Kandungan bahan kering (BK) jerami padi segar sekitar 40% sampai 45%,
sehingga potensi produksi BK jerami padi adalah 2.0 sampai 2.25 ton ha-1.
Adapun kebutuhan ternak sapi adalah sekitar 6 sampai 7 kg BK jerami padi ekor-1
hari-1 untuk sapi dengan bobot hidup 250 kg. Dengan demikian produksi jerami
padi (per satuan BK) dapat digunakan sebagai pakan untuk 375 ekor sapi. Namun
demikian penggunaan jerami padi secara langsung sebagai pakan tunggal tidak
dapat memenuhi pasokan nutrien yang dibutuhkan ternak. Hal tersebut disebabkan
kandungan protein rendah, serat kasar tinggi, kecernaan rendah dan dinding
selnya tersusun oleh selulosa, hemiselulosa, lignin dan silika (Budiman 2007).
Kandungan serat kasar yang tinggi dapat menghambat mikroba rumen dalam
mencerna pakan. Oleh karena itu, penelitian dan pengembangan terus dilakukan
untuk meningkatkan kualitas jerami padi agar dapat dimanfaatkan sebagai bahan
pakan secara optimal, terutama untuk ternak ruminansia.
Teknologi suplementasi merupakan satu alternatif yang diharapkan dapat
meningkatkan kemampuan mikroba, terutama bakteri rumen, dalam meningkatkan
kapasitas ternak untuk mencerna jerami padi. Suplemen yang digunakan dalam
penelitian ini adalah suplemen dengan campuran bahan pakan yang mudah
didapatkan seperti tepung ikan, molases, ampas teh, daun singkong, daun gamal,
dan daun kembang sepatu. Selain itu, pembuatan ransum komplit jerami yang
berbasis dedak padi ditambah suplemen kaya nutrien (SKN) berupa tepung daun
dalam bentuk konsentrat diharapkan dapat mengatasi masalah ketersediaan pakan
yang tidak selalu kontinyu dan memperbaiki nilai nutrien ransum jerami padi.
Penelitian ini mengacu pada penelitian sebelumnya yang telah membahas
mengenai SKN dan mengacu pada keberhasilan SKN terdahulu yang dapat
memperbaiki penampilan produksi sapi PO (Saputra 2011; Suryahadi et al. 2012).

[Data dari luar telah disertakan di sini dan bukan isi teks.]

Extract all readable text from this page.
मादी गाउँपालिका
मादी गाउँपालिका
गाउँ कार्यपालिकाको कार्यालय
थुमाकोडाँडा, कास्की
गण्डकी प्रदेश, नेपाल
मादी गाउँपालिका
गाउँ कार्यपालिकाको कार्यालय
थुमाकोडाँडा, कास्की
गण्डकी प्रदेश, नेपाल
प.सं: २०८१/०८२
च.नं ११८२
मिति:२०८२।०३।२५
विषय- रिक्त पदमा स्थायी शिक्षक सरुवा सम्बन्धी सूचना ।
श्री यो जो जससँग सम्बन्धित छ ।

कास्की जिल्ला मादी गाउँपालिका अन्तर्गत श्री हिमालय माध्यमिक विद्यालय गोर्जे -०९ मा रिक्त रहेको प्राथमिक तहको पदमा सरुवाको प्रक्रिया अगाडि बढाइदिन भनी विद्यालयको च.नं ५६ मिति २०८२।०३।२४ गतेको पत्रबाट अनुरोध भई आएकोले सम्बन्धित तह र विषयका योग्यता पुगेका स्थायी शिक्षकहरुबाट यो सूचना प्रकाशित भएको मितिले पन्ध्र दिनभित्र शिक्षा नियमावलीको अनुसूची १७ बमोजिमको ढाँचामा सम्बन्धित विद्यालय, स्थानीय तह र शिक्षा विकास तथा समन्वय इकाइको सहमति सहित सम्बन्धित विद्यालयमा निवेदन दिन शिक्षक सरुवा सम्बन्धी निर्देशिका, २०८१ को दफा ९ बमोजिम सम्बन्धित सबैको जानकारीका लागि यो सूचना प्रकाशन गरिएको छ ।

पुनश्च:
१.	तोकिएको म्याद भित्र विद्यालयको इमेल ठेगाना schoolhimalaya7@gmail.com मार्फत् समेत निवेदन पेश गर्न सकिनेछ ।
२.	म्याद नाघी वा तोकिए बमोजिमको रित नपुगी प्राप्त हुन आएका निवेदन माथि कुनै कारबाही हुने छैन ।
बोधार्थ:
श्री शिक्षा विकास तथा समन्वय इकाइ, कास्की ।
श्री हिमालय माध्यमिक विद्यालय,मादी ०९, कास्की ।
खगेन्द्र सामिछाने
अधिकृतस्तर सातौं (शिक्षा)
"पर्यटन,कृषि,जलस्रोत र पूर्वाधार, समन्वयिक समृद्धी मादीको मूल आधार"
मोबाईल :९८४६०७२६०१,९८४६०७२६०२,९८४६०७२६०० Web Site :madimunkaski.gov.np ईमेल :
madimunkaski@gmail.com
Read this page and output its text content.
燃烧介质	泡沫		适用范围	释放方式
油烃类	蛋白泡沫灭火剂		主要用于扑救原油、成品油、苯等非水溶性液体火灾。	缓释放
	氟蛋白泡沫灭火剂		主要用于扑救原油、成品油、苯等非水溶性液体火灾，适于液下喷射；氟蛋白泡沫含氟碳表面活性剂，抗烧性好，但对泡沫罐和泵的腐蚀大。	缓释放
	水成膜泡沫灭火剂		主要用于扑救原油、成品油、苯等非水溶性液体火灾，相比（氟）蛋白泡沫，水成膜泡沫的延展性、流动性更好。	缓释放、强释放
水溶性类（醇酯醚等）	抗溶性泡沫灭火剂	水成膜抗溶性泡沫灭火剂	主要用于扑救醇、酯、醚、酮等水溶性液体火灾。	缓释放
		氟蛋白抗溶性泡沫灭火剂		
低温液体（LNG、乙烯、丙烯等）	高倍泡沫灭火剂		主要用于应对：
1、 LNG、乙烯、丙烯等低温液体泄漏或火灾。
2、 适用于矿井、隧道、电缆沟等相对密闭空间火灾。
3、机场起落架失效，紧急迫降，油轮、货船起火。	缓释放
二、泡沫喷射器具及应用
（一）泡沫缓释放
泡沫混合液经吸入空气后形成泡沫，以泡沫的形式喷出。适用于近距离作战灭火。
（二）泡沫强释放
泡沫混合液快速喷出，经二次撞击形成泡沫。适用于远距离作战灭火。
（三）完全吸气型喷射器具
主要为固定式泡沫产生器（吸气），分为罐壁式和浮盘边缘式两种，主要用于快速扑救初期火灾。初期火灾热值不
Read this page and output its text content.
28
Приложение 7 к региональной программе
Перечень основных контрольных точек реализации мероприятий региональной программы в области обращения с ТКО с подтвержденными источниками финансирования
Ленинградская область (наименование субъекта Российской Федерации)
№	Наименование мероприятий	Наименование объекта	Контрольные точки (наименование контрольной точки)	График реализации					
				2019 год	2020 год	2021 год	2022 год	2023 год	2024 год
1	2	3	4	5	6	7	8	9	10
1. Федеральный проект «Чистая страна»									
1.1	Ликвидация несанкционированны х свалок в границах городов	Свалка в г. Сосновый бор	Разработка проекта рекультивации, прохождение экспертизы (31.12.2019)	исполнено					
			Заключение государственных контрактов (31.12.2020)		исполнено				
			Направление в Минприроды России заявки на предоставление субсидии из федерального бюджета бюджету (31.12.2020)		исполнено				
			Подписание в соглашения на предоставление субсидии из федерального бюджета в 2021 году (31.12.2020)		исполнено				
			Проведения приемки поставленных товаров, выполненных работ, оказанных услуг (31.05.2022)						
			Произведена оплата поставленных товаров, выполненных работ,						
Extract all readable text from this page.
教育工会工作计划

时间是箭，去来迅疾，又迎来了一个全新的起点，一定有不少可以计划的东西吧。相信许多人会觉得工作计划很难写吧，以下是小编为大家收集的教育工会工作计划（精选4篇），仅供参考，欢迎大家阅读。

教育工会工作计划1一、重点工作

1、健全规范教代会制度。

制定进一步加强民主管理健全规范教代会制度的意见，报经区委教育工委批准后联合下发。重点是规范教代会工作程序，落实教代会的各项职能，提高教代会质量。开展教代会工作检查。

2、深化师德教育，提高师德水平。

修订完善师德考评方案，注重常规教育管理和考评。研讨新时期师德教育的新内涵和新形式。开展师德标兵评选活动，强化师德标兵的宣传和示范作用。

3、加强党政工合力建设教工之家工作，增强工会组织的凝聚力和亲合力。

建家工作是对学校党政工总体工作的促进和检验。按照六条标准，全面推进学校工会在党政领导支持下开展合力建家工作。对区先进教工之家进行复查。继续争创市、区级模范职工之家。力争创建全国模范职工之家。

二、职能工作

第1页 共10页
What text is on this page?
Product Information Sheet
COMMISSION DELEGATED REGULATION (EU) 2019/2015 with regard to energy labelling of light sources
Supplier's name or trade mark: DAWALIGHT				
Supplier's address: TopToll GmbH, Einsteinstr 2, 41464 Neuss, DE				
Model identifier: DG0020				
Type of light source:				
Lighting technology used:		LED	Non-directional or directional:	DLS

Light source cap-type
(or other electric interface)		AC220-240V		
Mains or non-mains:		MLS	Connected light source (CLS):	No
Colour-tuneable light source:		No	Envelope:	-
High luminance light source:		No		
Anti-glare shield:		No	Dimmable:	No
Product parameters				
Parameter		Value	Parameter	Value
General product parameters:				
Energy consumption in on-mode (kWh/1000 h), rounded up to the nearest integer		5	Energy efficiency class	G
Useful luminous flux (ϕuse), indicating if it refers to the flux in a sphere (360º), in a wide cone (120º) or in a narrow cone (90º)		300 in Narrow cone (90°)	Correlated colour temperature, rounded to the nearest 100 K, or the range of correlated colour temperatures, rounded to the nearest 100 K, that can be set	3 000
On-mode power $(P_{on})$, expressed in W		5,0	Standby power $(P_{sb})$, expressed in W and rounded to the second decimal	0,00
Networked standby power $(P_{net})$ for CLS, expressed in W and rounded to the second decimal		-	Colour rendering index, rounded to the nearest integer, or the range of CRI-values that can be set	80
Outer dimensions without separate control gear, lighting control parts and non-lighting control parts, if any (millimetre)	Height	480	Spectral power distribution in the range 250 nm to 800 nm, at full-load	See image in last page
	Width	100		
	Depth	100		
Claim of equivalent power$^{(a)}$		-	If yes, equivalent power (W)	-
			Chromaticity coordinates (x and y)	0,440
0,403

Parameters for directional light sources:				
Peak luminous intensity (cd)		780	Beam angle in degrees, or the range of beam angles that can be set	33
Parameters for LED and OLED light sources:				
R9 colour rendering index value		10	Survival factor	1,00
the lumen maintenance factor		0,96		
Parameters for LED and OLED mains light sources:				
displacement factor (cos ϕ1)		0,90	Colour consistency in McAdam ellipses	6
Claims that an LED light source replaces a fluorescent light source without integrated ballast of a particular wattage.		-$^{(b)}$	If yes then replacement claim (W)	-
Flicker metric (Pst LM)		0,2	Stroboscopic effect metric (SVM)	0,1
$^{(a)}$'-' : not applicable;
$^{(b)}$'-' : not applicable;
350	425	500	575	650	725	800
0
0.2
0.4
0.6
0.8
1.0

Sapi PO yang diberi jerami padi tanpa suplemen tidak mengalami kenaikan bobot
badan karena jerami padi lambat dicerna didalam saluran pencernaan (Suryahadi
et al. 2012). Beberapa bahan yang digunakan pada penelitian terdahulu diganti
dengan dasar penggantian yaitu (1) ketersediaan bahan pakan yang lebih banyak
di daerah Jawa Barat, (2) kandungan protein dan energi pakan, (3) sifat degradasi
protein bahan pakan untuk memenuhi kebutuhan nutrien mikroba dengan protein
pakan yang mudah didegradasi dan memenuhi kebutuhan induk semang dengan
suplai protein bypass, dan (4) penggunaan saponin sebagai bahan defaunasi untuk
menurunkan populasi protozoa. Pada penelitian ini, daun gamal digunakan untuk
menggantikan daun turi dan daun lamtoro pada penelitian sebelumnya (Saputra
2011; Suryahadi et al. 2012). Hal ini disebabkan daun gamal lebih tersedia di
daerah Jawa Barat dibandingkan daun turi dan daun lamtoro, dan protein daun
2
gamal lebih mudah didegradasi oleh mikroba rumen (Smith dan Van Houtert
2000). Dua bahan yang lainnya, yaitu ampas teh dan daun singkong. Ampas teh
mengandung tanin yang dapat melindungi protein sehingga dapat meningkatkan
suplai protein bypass (Lubis 1963). Walaupun daun singkong mengandung HCN,
tetapi efek negatif HCN diharapkan dapat diturunkan dengan proses pengeringan
yang dilakukan di penelitian ini. Daun singkong tidak mengandung tanin sehingga
tidak terjadi perlindungan protein dan protein daun singkong akan lebih mudah
didegradasi di dalam rumen (Sigit 1983). Daun kembang sepatu juga digunakan
dalam penelitian ini sebagai sumber saponin yang merupakan upaya defaunasi
untuk meningkatkan suplai protein bakteri (Putra 2006).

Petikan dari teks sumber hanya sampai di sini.